Ocean Engineering specializes in six main areas. Each has received substantial research support and are led by faculty who are leaders in their field.
Ocean Instrumentation and Seafloor Mapping
Deals with the development and use of new and improved instruments for monitoring ocean processes, and the subsequent analysis of the data. Areas of current research interest include: design, development, and the operation of sensors, software, systems, and vehicles for underwater acoustic and optical measurements with associated navigation; development of advanced systems for mapping and visualizing the ocean floor; implementation of real-time, geographic information systems for survey data acquisition and processing, and the design, construction, and testing of a ship motion simulator for the testing of vessel attitude and motion sensors for correcting shipboard instruments.
Underwater Acoustics and Data Analysis
This area deals with the study of sound and vibration in the ocean and seabed, and the associated analysis of both deterministic and random data. Sequences of courses in both acoustics and data analysis are offered. Experimental facilities include an acoustic test tank and the Department’s research vessel for coastal and shallow water research. Past research topics have included: the design and development of special purpose transducers and arrays, deep-water sediment surveying and seismic bottom penetration classification studies using advanced signal processing methods. Recent research has focused on: acoustic transient radiation and scattering from complex fluid loaded structures, shallow water sound propagation, wave propagation in structures, localized space/time wavefields, and active noise and vibration control. Adaptive wavelet and other advanced signal processing methods are being used to investigate a wide range of problems in structural acoustics and wave propagation in general.
Marine Hydrodynamics and Water-wave Mechanics
Involves studies of ocean and nearshore environments and the interaction of bodies with these flow and wave fields. Problems of particular interest are nonlinear wave dynamics and forces on submerged and emergent breakwaters, wave shoaling and breaking on beaches, fluid-structure interaction, wave forces generated by forced body motion, and the drag of marine vehicles.

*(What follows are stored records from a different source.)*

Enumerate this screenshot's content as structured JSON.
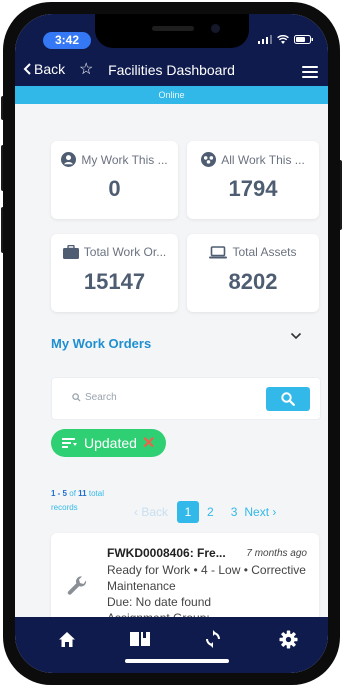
{
  "status_bar": {
    "time": "3:42"
  },
  "nav": {
    "back_label": "Back",
    "title": "Facilities Dashboard"
  },
  "connection": {
    "status": "Online"
  },
  "stats": [
    {
      "label": "My Work This ...",
      "value": "0",
      "icon": "user-circle-icon"
    },
    {
      "label": "All Work This ...",
      "value": "1794",
      "icon": "group-icon"
    },
    {
      "label": "Total Work Or...",
      "value": "15147",
      "icon": "briefcase-icon"
    },
    {
      "label": "Total Assets",
      "value": "8202",
      "icon": "laptop-icon"
    }
  ],
  "work_orders": {
    "section_title": "My Work Orders",
    "search_placeholder": "Search",
    "filter_chip": "Updated",
    "range": "1 - 5",
    "of_word": "of",
    "total": "11",
    "total_suffix": "total",
    "records_word": "records",
    "pager": {
      "back": "‹ Back",
      "pages": [
        "1",
        "2",
        "3"
      ],
      "next": "Next ›",
      "current": "1"
    },
    "item": {
      "id_title": "FWKD0008406: Fre...",
      "age": "7 months ago",
      "line1": "Ready for Work • 4 - Low • Corrective",
      "line2": "Maintenance",
      "line3": "Due: No date found",
      "line4": "Assignment Group:"
    }
  },
  "colors": {
    "navy": "#0f1b4d",
    "accent": "#33b9e9",
    "link": "#1f8fd0",
    "chip_green": "#2fd074",
    "stat_number": "#4f5d73"
  },
  "tabbar_icons": [
    "home-icon",
    "book-icon",
    "sync-icon",
    "gear-icon"
  ]
}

Coastal and Nearshore Modeling
Focuses on the physical and numerical modeling of coastal and nearshore processes. Models are developed, applied, and verified with field and laboratory measurements. Wind-wave generation, wave refraction, diffraction, shoaling and breaking, surf-zone dynamics and littoral transport, pollutant and oil spill transport, harbor oscillations, tidal and wind- driven circulation in coastal and estuarine waters, and tidal inlet and barrier-island-related problems are studied. Finite difference, finite element, and boundary elements numerical methods are used. The department is also leading in the development of shell-based PC models, with advanced user-friendly graphic interface, model grid generation tools, envision mental management tools, and geographic information systems.
Directed toward development of a broad background in the theory and practice of geotechnics in the ocean environment. The research includes experimental and modeling studies to understand and predict properties and behavior of the seabed. Recent sponsored research has included studies on: sediment stress-strain and strength properties; anchor systems; seabed disposal of dredge materials; cable and pipeline siting and burial; instrument development for sediment sampling and in-situ testing; seabed processes including sediment erosion, slope stability, creep deformations, and dynamic processes; foundations for offshore and coastal structures; ice-sediment interactions; dynamic soil properties; and microstructure of sediments. Current research projects, sponsored by four different agencies, focus on downslope processes of slope and rise sediments, coastal benthic boundary- layer processes and properties, ocean disposal of contaminated dredged materials, and geoacoustic properties of the seabed related to mine detection. Modern geotechnical laboratory facilities have up-to-date and specially designed equipment for research on marine sediments.
Coastal and Offshore Structures
The study of nearshore piers, breakwaters, groins, piles, and sewer outfalls as well as common offshore structures such as petroleum drilling and operating platforms. Breakwaters are important for beach and harbor protection against waves and storms and for their ability to minimize oscillation of moored vessels. Groins are used for limiting shoreline erosion, and jetties for the stabilization of inlets and estuary entrances. The offshore structures today are large, generally very complex, and extremely expensive, and most often involve safety considerations for a hundred or more humans. Present research focuses on modeling the response of offshore structures to wave loading and on representing the statistical properties of random wave fields more accurately.
Additional Areas of Study
The Oceanographic Remote Sensing Laboratory is located on the Bay Campus and involves cooperative research between the Graduate School of Oceanography and the Ocean Engineering Department. Corrosion and corrosion control are topics that permeate most of the research activities in the ocean engineering program. In addition, specific thesis topics on corrosion as an important chemical process in the marine environment are receiving increasing attention in the program.